マスターは一言そう返事すると魔冷庫と呼ばれる魔道具の箱から氷を取り出しグラスに入れ、酒を注ぐ。

「はいよ。ウイスキーロック2つ。つまみは今から作るからそれまでこれでも食っといてくれ。サービスだ。」

カウンターに置かれたのは何かの干し肉のようだ。

「おっ!翼虎-スカイガー-の干し肉じゃねえか。いいのかこんな高級な肉。」

さっき商店で見かけた肉にそんな名前のがあったな。他の肉に比べかなり値が張っていた。

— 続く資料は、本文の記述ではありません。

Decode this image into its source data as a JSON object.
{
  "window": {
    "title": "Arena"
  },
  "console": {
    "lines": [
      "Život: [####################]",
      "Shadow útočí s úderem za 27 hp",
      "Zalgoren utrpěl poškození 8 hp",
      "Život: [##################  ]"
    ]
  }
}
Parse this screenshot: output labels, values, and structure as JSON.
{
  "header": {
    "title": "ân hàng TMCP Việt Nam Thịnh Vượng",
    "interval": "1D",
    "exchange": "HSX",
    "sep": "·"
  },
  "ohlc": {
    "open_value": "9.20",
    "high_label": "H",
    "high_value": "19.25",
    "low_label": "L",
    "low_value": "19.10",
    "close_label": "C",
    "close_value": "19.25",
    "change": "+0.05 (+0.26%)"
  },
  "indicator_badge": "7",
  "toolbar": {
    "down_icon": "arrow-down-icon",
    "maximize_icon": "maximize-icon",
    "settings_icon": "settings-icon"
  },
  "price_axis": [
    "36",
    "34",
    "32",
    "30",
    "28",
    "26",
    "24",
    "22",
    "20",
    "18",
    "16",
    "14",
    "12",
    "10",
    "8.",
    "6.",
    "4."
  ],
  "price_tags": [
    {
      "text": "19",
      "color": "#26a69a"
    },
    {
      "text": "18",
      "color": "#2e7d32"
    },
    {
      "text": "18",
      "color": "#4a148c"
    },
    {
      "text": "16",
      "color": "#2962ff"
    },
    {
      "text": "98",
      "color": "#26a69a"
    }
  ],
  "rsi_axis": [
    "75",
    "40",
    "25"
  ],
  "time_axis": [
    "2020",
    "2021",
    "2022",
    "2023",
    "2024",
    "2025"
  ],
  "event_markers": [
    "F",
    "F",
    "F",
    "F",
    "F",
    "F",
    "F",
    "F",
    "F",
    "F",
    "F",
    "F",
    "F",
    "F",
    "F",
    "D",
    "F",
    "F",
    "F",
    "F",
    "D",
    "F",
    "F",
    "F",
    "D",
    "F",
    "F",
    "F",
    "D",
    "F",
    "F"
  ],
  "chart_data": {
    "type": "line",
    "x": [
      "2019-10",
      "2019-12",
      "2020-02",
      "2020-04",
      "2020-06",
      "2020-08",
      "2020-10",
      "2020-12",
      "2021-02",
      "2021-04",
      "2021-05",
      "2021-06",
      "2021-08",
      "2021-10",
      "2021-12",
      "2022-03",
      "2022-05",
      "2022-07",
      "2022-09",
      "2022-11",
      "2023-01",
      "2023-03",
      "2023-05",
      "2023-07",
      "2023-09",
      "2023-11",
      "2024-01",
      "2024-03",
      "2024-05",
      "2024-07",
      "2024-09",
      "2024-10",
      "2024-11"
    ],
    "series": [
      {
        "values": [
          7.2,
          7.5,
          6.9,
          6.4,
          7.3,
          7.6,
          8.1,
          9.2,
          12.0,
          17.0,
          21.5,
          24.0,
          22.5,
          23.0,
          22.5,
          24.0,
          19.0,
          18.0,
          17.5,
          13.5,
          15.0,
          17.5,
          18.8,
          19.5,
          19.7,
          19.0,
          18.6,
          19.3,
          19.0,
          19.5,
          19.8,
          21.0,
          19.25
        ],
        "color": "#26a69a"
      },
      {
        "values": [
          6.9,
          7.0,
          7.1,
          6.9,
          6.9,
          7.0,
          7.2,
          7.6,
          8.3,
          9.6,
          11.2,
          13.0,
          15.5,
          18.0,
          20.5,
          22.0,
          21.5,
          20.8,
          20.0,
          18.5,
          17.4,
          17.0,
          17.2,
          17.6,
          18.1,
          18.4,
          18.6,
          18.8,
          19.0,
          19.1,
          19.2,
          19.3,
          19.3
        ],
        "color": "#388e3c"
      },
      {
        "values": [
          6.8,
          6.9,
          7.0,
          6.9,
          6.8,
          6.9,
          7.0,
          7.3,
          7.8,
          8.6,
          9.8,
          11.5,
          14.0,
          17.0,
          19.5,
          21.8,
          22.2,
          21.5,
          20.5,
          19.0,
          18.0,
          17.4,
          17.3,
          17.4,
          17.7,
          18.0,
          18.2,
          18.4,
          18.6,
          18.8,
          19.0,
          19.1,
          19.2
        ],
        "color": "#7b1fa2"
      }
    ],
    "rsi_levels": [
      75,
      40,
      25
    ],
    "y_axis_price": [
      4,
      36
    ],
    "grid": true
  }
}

「あるツテから安く仕入れられてな。これで常連さんが増えてくれればそれでいい。なあ、先生の兄ちゃん。」

マスターはこちらを見ながらニヒルに笑った。

なかなか商売上手なおっさんだ。

「朝倉先生よ、こりゃ中々食える代物じゃねぇぜ。翼虎-スカイガー-はかなり強い魔物だからな、なんせ空飛ぶ虎だ。凶暴な上にすばしっこい。その上 空まで飛ばれたら並のハンターじゃ狩ることは出来ねぇ。その分値段が高いんだ。」

モリソンが興奮気味にそう説明してくれた。

魔物の肉も食うのか…

俺が躊躇しているとモリソンがひと切れ口に放り込み数回噛み締めた後に酒を飲んだ。

「クーッ。噛めば噛むほど旨味が溢れ出るぜ。スパイスも良い塩梅だ。こりゃウイスキーに合うな。」

ゴクリッ

思わずつばを飲んでしまった。

俺もひと切れつまみ恐る恐る口に運ぶ。

ヤバい。すげー旨い。何だこれ?これが魔物の肉?

続けてウイスキーを飲む。

あぁ、幸せだ。幸せすぎる。

「いやぁ、こんないい店教えてくれてありがとうございます。モリソン先生。最高に旨いですね。」

酒と干し肉の相性が良すぎて料理が来る前に2人ともグラスを空けてしまった。

「はいよ、お待ちどう。ポテトフライに白身魚のホットサンド、あとチーズドレッシングのサラダね。ん?もう飲み終わったか。次は何飲む?」

マスターが丁度いいタイミングでつまみを運んでくる。

2人は次の酒を頼みつまみを食う。どの酒も料理も最高に旨い。